Beyond the visuals, the real entertainment lies in the comedy, which comes from the robot’s complete lack of understanding how humans work. They constantly mess up or misuse classic sayings or insert robotic words when they don’t fully understand what it is they are talking about. The humor is a little dry and very satirical, but I can’t count how many times I chuckled at myself after hearing the next joke…and there are so many jokes. Seeing just how these robots screw up simple situations is hilarious at times and only adds to that level of polish I mentioned earlier. Sound effects, music and everything else is spot on in whatever task you are working on and makes for a near flawless VR experience.
It’s now on you to visit robots but you also have the freedom to do so in whatever order you want in whichever area you choose. Sick of chipping away at ice blocks, screw it and head over to the beach and cook up some grub for the locals, tired of that, go visit the yoga instructor for a little calming exercise. Done with that? Go paint a picture in the forest area and then grab a sling shot and hunt down targets hidden throughout the game. The point I’m making here is that there is a ton of stuff to get through with minimal memories needed to unlock all the games content, but plenty of challenge in trying to complete the harder mini-games. It’s the perfect blend of casual VR introduction and serious challenge catering to just about anyone who ventures into the game. Some games do repeat themselves in each area which was a little disappointing, but the shear variety makes up for that and they do usually differ slightly. If you want to share your experiences with others, an in-game camera can be used to not only save pictures, but you can save those pictures directly to your hard drive for easy sharing. There is actually a few different camera options available letting you display drone cams that can be controlled by a second user or just placing a spectator camera for some 3rd person viewing of the action. I did run into 1 or 2 small issues with one of the video games not working properly and a color matching task that I couldn’t complete as I have some mild color-blindness, but seeing as how there is just so much to do, I can easily forgive these minor issues, especially since I’m sure the devs will fix the former and I’ll just have my wife do the latter one for me.
I liked Job Simulator for what it was, but for myself, playing it a few years after launch didn’t do it any favors and I found it to be limiting. This follow-up addresses many of the issues I had with first game and delivers a wonderful mix of mini-games, satire and just straight up comedy. I loved the more open areas and the freedom to explore really makes Vacation Simulator an easy game to jump into, play for however long you want and duck out. The more challenging tasks are actually really difficult, though like I said, if you don’t want to do them, you don’t have to. Add in the host of things you can just do, just to see what might happen, and you get another VR gem that will more then likely top the sales charts for years to come, and for good reason.

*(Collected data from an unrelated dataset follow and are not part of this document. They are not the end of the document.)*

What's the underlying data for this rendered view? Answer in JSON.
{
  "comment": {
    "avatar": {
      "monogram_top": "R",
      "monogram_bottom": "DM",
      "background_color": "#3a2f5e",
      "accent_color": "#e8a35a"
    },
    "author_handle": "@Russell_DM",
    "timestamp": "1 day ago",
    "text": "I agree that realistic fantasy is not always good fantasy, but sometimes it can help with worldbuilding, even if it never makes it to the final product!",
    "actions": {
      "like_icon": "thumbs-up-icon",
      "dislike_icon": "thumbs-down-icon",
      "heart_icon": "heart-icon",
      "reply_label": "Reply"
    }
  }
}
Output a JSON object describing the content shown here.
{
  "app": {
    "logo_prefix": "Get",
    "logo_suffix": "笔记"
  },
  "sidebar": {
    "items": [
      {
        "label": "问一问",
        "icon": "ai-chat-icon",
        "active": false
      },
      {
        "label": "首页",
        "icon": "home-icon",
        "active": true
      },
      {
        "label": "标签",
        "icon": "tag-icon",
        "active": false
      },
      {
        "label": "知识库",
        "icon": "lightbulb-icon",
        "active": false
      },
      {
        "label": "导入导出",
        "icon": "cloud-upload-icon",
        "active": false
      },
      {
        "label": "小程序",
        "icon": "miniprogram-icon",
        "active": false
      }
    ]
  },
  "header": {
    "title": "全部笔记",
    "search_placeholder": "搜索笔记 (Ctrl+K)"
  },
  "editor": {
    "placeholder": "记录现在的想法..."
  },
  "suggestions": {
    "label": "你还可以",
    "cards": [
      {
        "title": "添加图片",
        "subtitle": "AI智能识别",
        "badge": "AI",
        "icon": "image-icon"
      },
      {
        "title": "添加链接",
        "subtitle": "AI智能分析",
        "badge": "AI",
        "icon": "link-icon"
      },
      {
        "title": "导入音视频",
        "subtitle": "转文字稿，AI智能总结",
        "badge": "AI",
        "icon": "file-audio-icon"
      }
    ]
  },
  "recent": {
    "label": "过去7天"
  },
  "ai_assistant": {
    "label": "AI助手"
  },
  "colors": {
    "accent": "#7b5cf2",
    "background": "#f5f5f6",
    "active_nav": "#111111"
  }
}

What would I pay? The $30 asking price for this is an easy ask. This is much lengthier then the first game and offers so many mini-games more then a few will appeal to you. Add in the dry comedy and near-flawless presentation and we have an absolute winner that improves upon its predecessor in every way!
Owlchemy Labs provided The VR Grid with a press code for this title and, regardless of this review, we thank them for that!